Q:今週は常緑針葉樹と常緑広葉樹のお話が一番記憶に残りました.エンボリズムの発生により導管内の水路が断裂してしまうと,そこには水がめぐらなくなり植物は生存できなくなるため,寒冷地帯ではエンボリズムが起こりにくい細い導管を持った針葉樹が選択的に生存するようになった,というお話は初めて知ることができました.高い木が水を吸い上げる時には水分子の凝集力を利用しているということも,初めて聞いたお話でした.植物が環境に合わせて進化してきた様子を少しだけ知る事ができました.

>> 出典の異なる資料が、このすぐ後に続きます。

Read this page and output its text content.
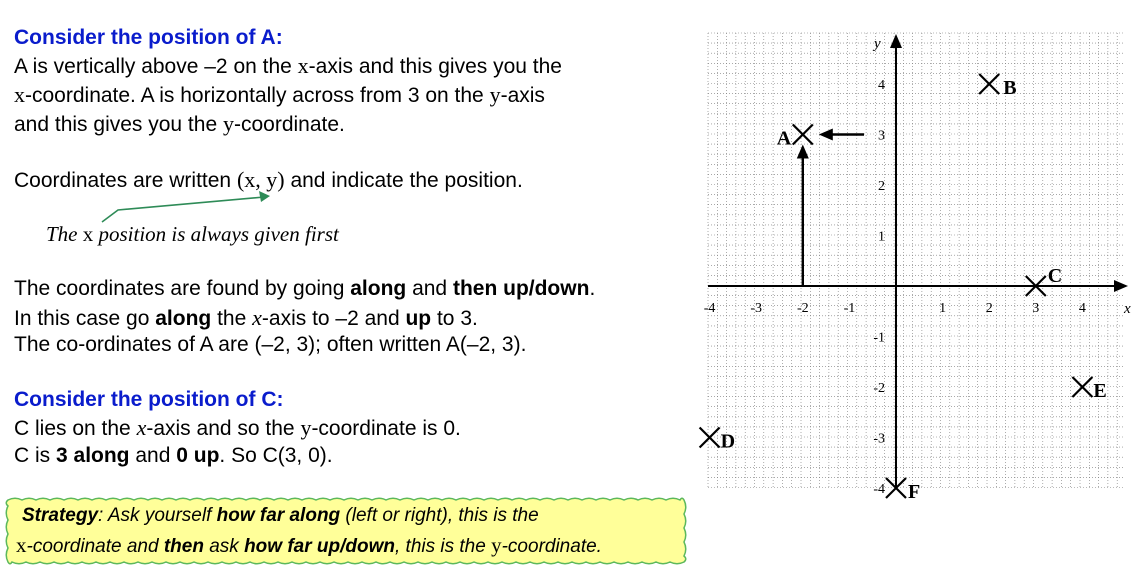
Consider the position of A:
A is vertically above –2 on the x-axis and this gives you the
x-coordinate. A is horizontally across from 3 on the y-axis
and this gives you the y-coordinate.
Coordinates are written (x, y) and indicate the position.
The x position is always given first
The coordinates are found by going along and then up/down.
In this case go along the x-axis to –2 and up to 3.
The co-ordinates of A are (–2, 3); often written A(–2, 3).
Consider the position of C:
C lies on the x-axis and so the y-coordinate is 0.
C is 3 along and 0 up. So C(3, 0).
Strategy: Ask yourself how far along (left or right), this is the
x-coordinate and then ask how far up/down, this is the y-coordinate.
x
y
-4 -3 -2 -1	1	2	3	4
4
3
2
1
-1
-2
-3
-4
A
B
C
D
E
F
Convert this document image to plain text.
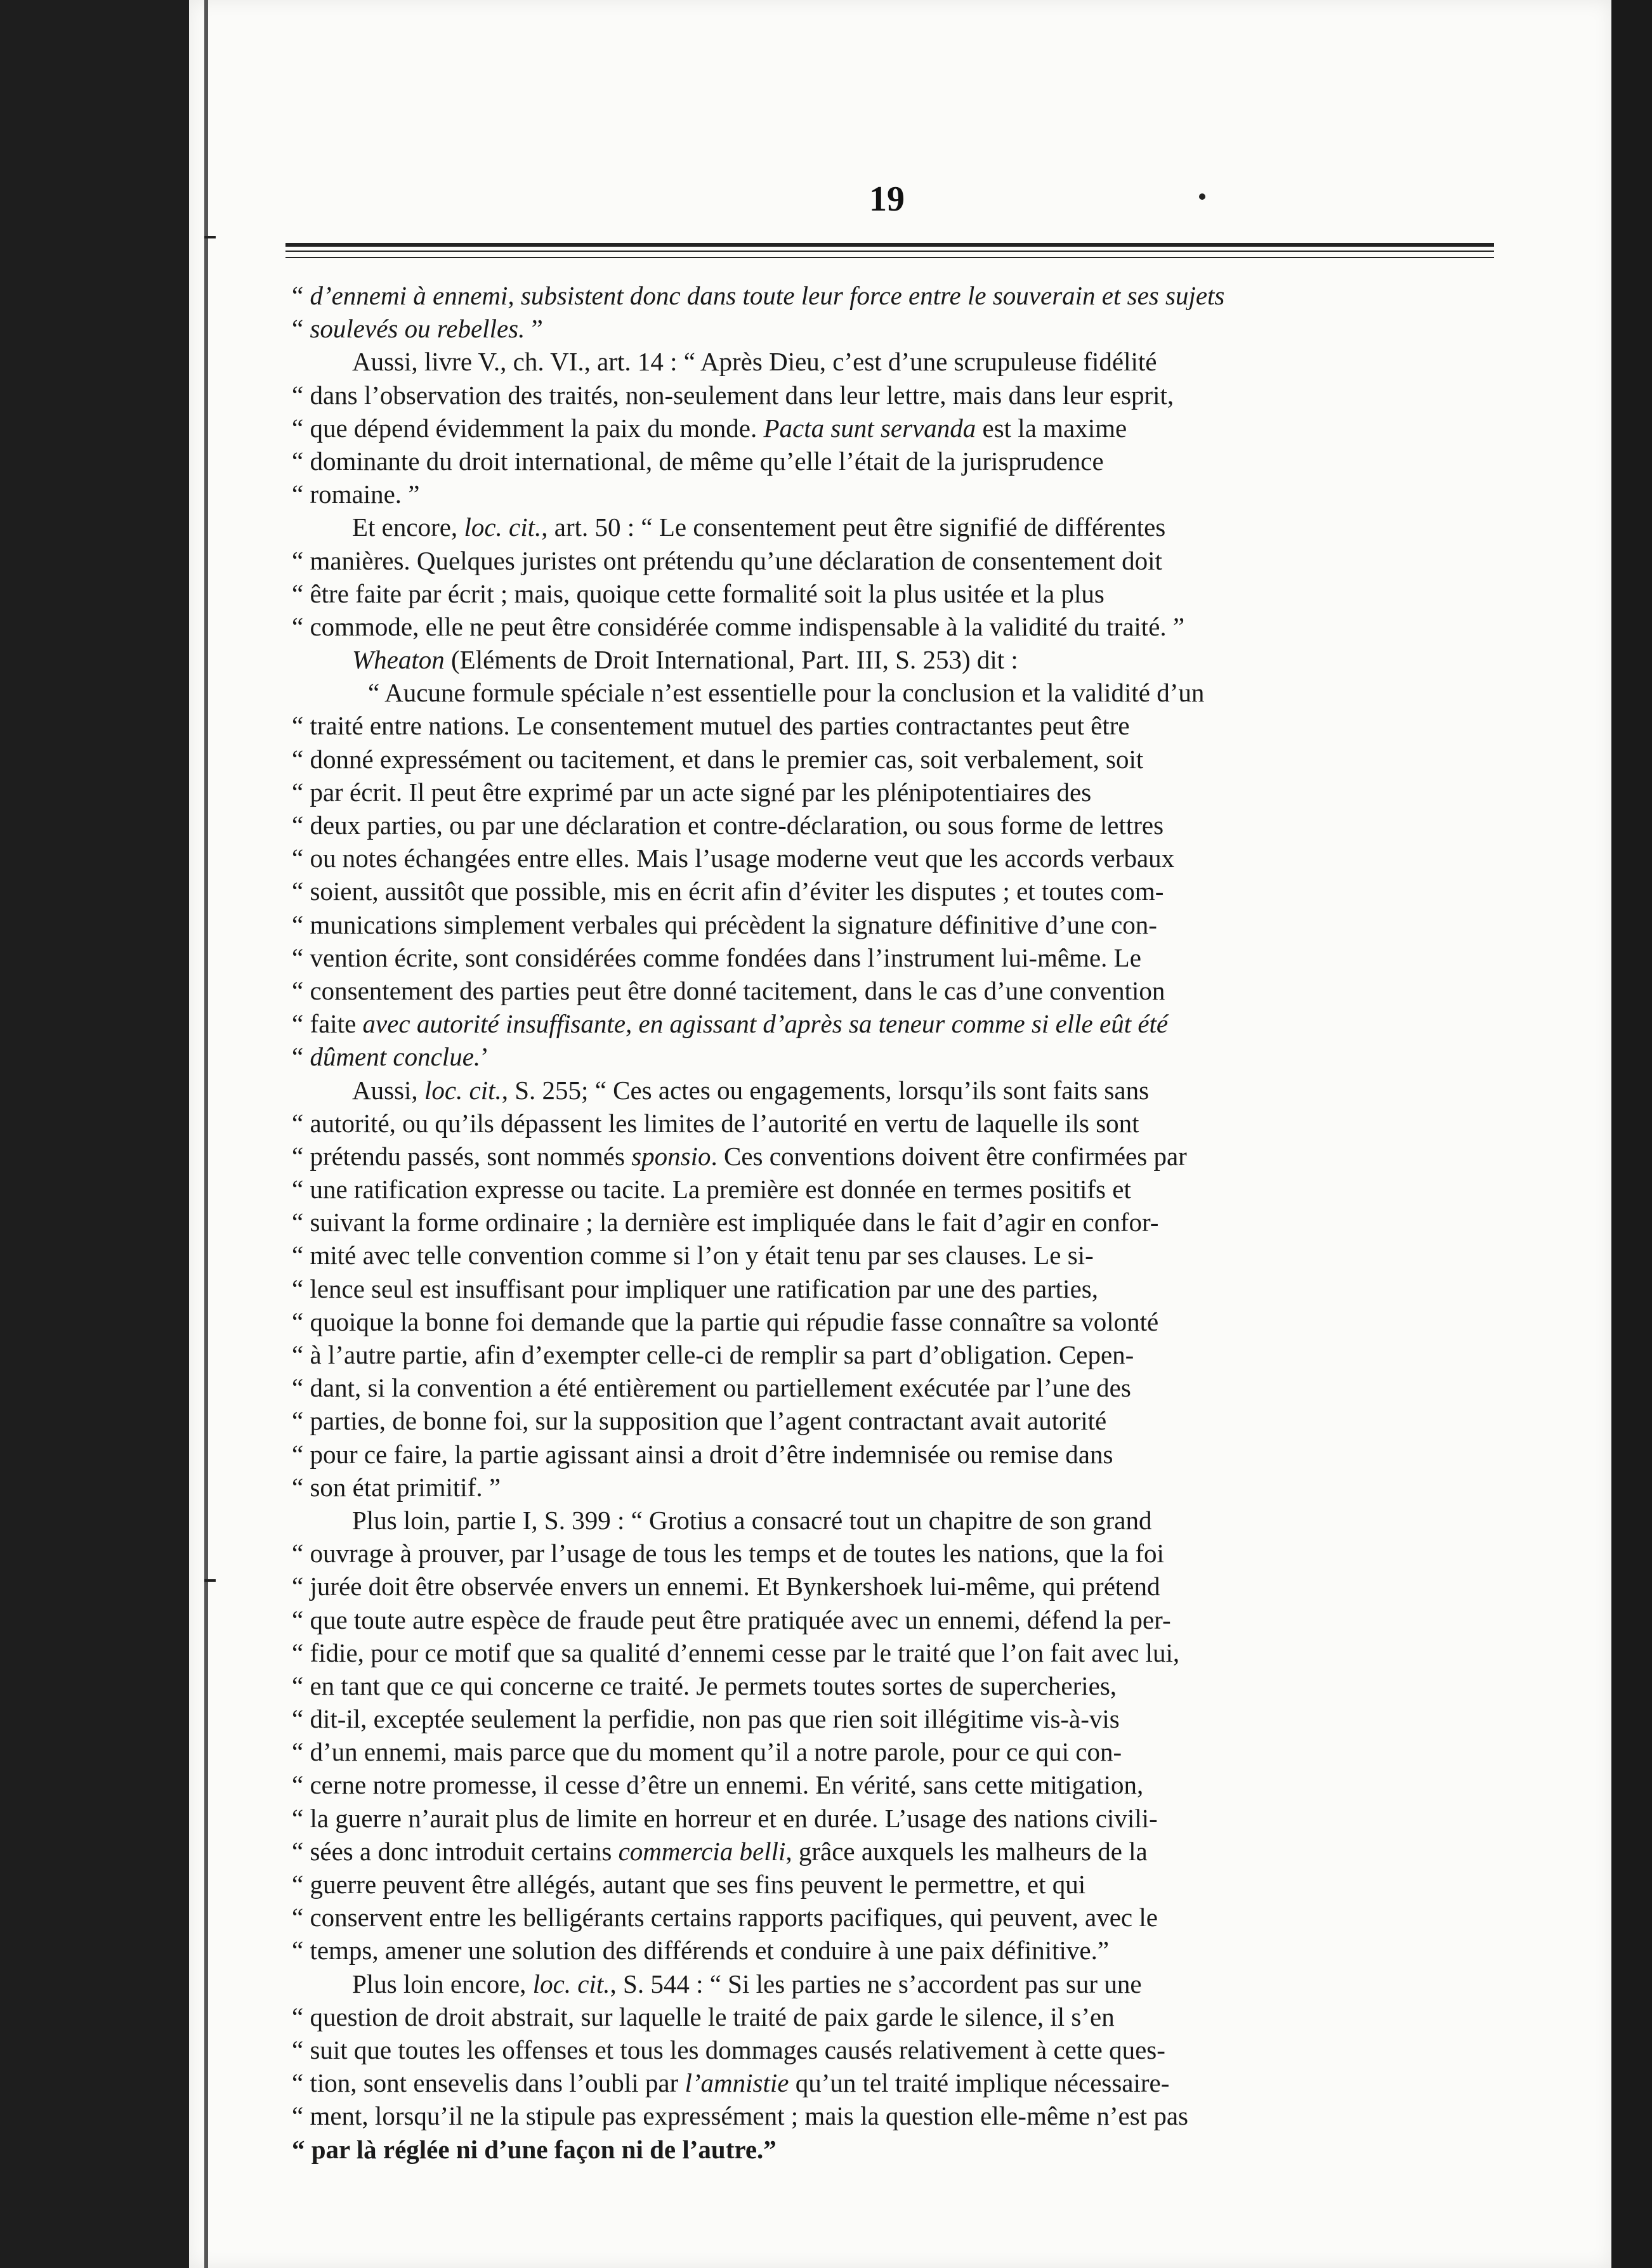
19
“ d’ennemi à ennemi, subsistent donc dans toute leur force entre le souverain et ses sujets
“ soulevés ou rebelles. ”
Aussi, livre V., ch. VI., art. 14 : “ Après Dieu, c’est d’une scrupuleuse fidélité
“ dans l’observation des traités, non-seulement dans leur lettre, mais dans leur esprit,
“ que dépend évidemment la paix du monde. Pacta sunt servanda est la maxime
“ dominante du droit international, de même qu’elle l’était de la jurisprudence
“ romaine. ”
Et encore, loc. cit., art. 50 : “ Le consentement peut être signifié de différentes
“ manières. Quelques juristes ont prétendu qu’une déclaration de consentement doit
“ être faite par écrit ; mais, quoique cette formalité soit la plus usitée et la plus
“ commode, elle ne peut être considérée comme indispensable à la validité du traité. ”
Wheaton (Eléments de Droit International, Part. III, S. 253) dit :
“ Aucune formule spéciale n’est essentielle pour la conclusion et la validité d’un
“ traité entre nations. Le consentement mutuel des parties contractantes peut être
“ donné expressément ou tacitement, et dans le premier cas, soit verbalement, soit
“ par écrit. Il peut être exprimé par un acte signé par les plénipotentiaires des
“ deux parties, ou par une déclaration et contre-déclaration, ou sous forme de lettres
“ ou notes échangées entre elles. Mais l’usage moderne veut que les accords verbaux
“ soient, aussitôt que possible, mis en écrit afin d’éviter les disputes ; et toutes com-
“ munications simplement verbales qui précèdent la signature définitive d’une con-
“ vention écrite, sont considérées comme fondées dans l’instrument lui-même. Le
“ consentement des parties peut être donné tacitement, dans le cas d’une convention
“ faite avec autorité insuffisante, en agissant d’après sa teneur comme si elle eût été
“ dûment conclue.’
Aussi, loc. cit., S. 255; “ Ces actes ou engagements, lorsqu’ils sont faits sans
“ autorité, ou qu’ils dépassent les limites de l’autorité en vertu de laquelle ils sont
“ prétendu passés, sont nommés sponsio. Ces conventions doivent être confirmées par
“ une ratification expresse ou tacite. La première est donnée en termes positifs et
“ suivant la forme ordinaire ; la dernière est impliquée dans le fait d’agir en confor-
“ mité avec telle convention comme si l’on y était tenu par ses clauses. Le si-
“ lence seul est insuffisant pour impliquer une ratification par une des parties,
“ quoique la bonne foi demande que la partie qui répudie fasse connaître sa volonté
“ à l’autre partie, afin d’exempter celle-ci de remplir sa part d’obligation. Cepen-
“ dant, si la convention a été entièrement ou partiellement exécutée par l’une des
“ parties, de bonne foi, sur la supposition que l’agent contractant avait autorité
“ pour ce faire, la partie agissant ainsi a droit d’être indemnisée ou remise dans
“ son état primitif. ”
Plus loin, partie I, S. 399 : “ Grotius a consacré tout un chapitre de son grand
“ ouvrage à prouver, par l’usage de tous les temps et de toutes les nations, que la foi
“ jurée doit être observée envers un ennemi. Et Bynkershoek lui-même, qui prétend
“ que toute autre espèce de fraude peut être pratiquée avec un ennemi, défend la per-
“ fidie, pour ce motif que sa qualité d’ennemi cesse par le traité que l’on fait avec lui,
“ en tant que ce qui concerne ce traité. Je permets toutes sortes de supercheries,
“ dit-il, exceptée seulement la perfidie, non pas que rien soit illégitime vis-à-vis
“ d’un ennemi, mais parce que du moment qu’il a notre parole, pour ce qui con-
“ cerne notre promesse, il cesse d’être un ennemi. En vérité, sans cette mitigation,
“ la guerre n’aurait plus de limite en horreur et en durée. L’usage des nations civili-
“ sées a donc introduit certains commercia belli, grâce auxquels les malheurs de la
“ guerre peuvent être allégés, autant que ses fins peuvent le permettre, et qui
“ conservent entre les belligérants certains rapports pacifiques, qui peuvent, avec le
“ temps, amener une solution des différends et conduire à une paix définitive.”
Plus loin encore, loc. cit., S. 544 : “ Si les parties ne s’accordent pas sur une
“ question de droit abstrait, sur laquelle le traité de paix garde le silence, il s’en
“ suit que toutes les offenses et tous les dommages causés relativement à cette ques-
“ tion, sont ensevelis dans l’oubli par l’amnistie qu’un tel traité implique nécessaire-
“ ment, lorsqu’il ne la stipule pas expressément ; mais la question elle-même n’est pas
“ par là réglée ni d’une façon ni de l’autre.”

 A:針葉樹と広葉樹の分布や、落葉樹と常緑樹の分布は、大昔から知られていたことですが、その原因となると昔の研究手法では手がでませんでした。しかし、最近では、そのような「なぜ」という疑問に対しても、回答を与えるような研究が出始めています。

Q:10メートルを超える背丈の高い木がどのようにして水を吸い上げているのか長年の疑問だったので、今回の講義に出席して有意義でした。水を単に吸い上げるだけでなく、さらにはエンボリズムという現象が自然界にあり、冷温帯の木々がそれを回避するような形体をとっている、との話は目からウロコでした。また、雨の植物に対する影響という大変ユニークな研究テーマから深く展開していった院生の方の姿勢が感動的でしたので、少しは見習いたいと思います。今回の講義に欠席された方が多いのは残念です。

A:自分で本当に知りたいことがあって始めた研究というのは、良い結果につながることが多いようですね。もちろん、ただ疑問があるだけではダメで、その疑問にいかに答えるのか、という戦略を立てる能力も必要ですが。